Another day, another revelation that makes Disney's finances look even worse than before--with, once again, Disney-Marvel's milking of the British government's system for subsidizing movies leading to the public disclosure at the root of it.
The latest has to do with the outlay for Captain Marvel 2, with some fuss now being made over Forbes' reporting the budget as $275 million, a number touted as twice what had previously been announced--the $130 million figure we heard back in April.
However, as anyone who actually read the reports back in the spring should have registered, the claim was not that the whole project cost $130 million, but that (as the title of Forbes' own April piece put it!) the production company had spent "$130 Million Two Months into Filming." The result was that, especially as $130 million seemed paltry for a Marvel movie--especially a follow-up to the big-budgeted and high-grossing Captain Marvel, especially in this age of inflation, interest rate hike- and pandemic disruption-related production budget--and so I never took it for more than part of the total sum, to be revealed later.*
Accordingly the $275 million figure we are now hearing strikes me not as some scandal, but as completely unsurprising. (In fact it seems less surprising after those other revelations we heard about what Marvel's most recent movies cost, like the far-greater sum--$1.2 billion!--spent on Avengers 3 and 4.)

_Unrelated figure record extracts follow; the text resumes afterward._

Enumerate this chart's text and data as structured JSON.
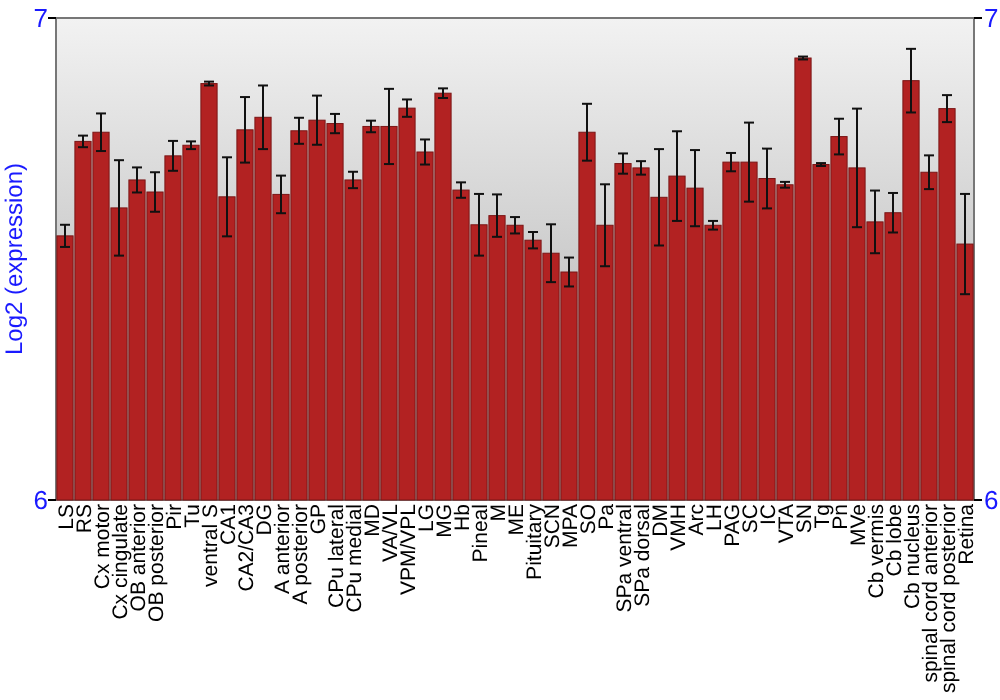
{
  "chart_data": {
    "type": "bar",
    "ylabel": "Log2 (expression)",
    "categories": [
      "LS",
      "RS",
      "Cx motor",
      "Cx cingulate",
      "OB anterior",
      "OB posterior",
      "Pir",
      "Tu",
      "ventral S",
      "CA1",
      "CA2/CA3",
      "DG",
      "A anterior",
      "A posterior",
      "GP",
      "CPu lateral",
      "CPu medial",
      "MD",
      "VA/VL",
      "VPM/VPL",
      "LG",
      "MG",
      "Hb",
      "Pineal",
      "M",
      "ME",
      "Pituitary",
      "SCN",
      "MPA",
      "SO",
      "Pa",
      "SPa ventral",
      "SPa dorsal",
      "DM",
      "VMH",
      "Arc",
      "LH",
      "PAG",
      "SC",
      "IC",
      "VTA",
      "SN",
      "Tg",
      "Pn",
      "MVe",
      "Cb vermis",
      "Cb lobe",
      "Cb nucleus",
      "spinal cord anterior",
      "spinal cord posterior",
      "Retina"
    ],
    "values": [
      6.548,
      6.744,
      6.763,
      6.606,
      6.664,
      6.639,
      6.714,
      6.736,
      6.864,
      6.629,
      6.768,
      6.794,
      6.634,
      6.766,
      6.788,
      6.781,
      6.664,
      6.775,
      6.775,
      6.813,
      6.722,
      6.844,
      6.643,
      6.571,
      6.59,
      6.57,
      6.539,
      6.512,
      6.473,
      6.763,
      6.57,
      6.698,
      6.689,
      6.628,
      6.672,
      6.647,
      6.57,
      6.701,
      6.701,
      6.667,
      6.654,
      6.917,
      6.696,
      6.754,
      6.689,
      6.577,
      6.596,
      6.87,
      6.68,
      6.812,
      6.531
    ],
    "errors": [
      0.023,
      0.012,
      0.039,
      0.099,
      0.026,
      0.041,
      0.031,
      0.008,
      0.004,
      0.082,
      0.068,
      0.066,
      0.039,
      0.027,
      0.051,
      0.02,
      0.017,
      0.012,
      0.078,
      0.018,
      0.026,
      0.01,
      0.016,
      0.064,
      0.044,
      0.017,
      0.017,
      0.06,
      0.03,
      0.059,
      0.085,
      0.021,
      0.014,
      0.1,
      0.093,
      0.079,
      0.009,
      0.019,
      0.082,
      0.062,
      0.006,
      0.003,
      0.003,
      0.037,
      0.123,
      0.065,
      0.041,
      0.066,
      0.035,
      0.028,
      0.104
    ],
    "color": "#b22222",
    "ylim": [
      6,
      7
    ],
    "yticks": [
      6,
      7
    ],
    "y2lim": [
      6,
      7
    ],
    "y2ticks": [
      6,
      7
    ],
    "grid": false
  }
}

And of course, the $275 million figure fails to take into account the $55 million subsidy that is, after all, how we got to hear about all this, lowering the net production cost to the vicinity of $220 million.
The fuss thus seems to me a testament to the lack of basic reading skills among those who pass for journalists in this day and age--and, in fairness, also to the way many seem to be reveling in the way that Disney has gone from being Hollywood's champion in the '10s to looking like it is in dire straits.
* The production of the first Captain Marvel cost Disney $175 million net according to Deadline. Perhaps an underestimate (given how Deadline's figures have been consistently low next to the figures we now hear about) it is equal to around $210 million today--way more than that $130 million we heard about, even before inflation, but not much less than the $220 million net production cost of the new movie.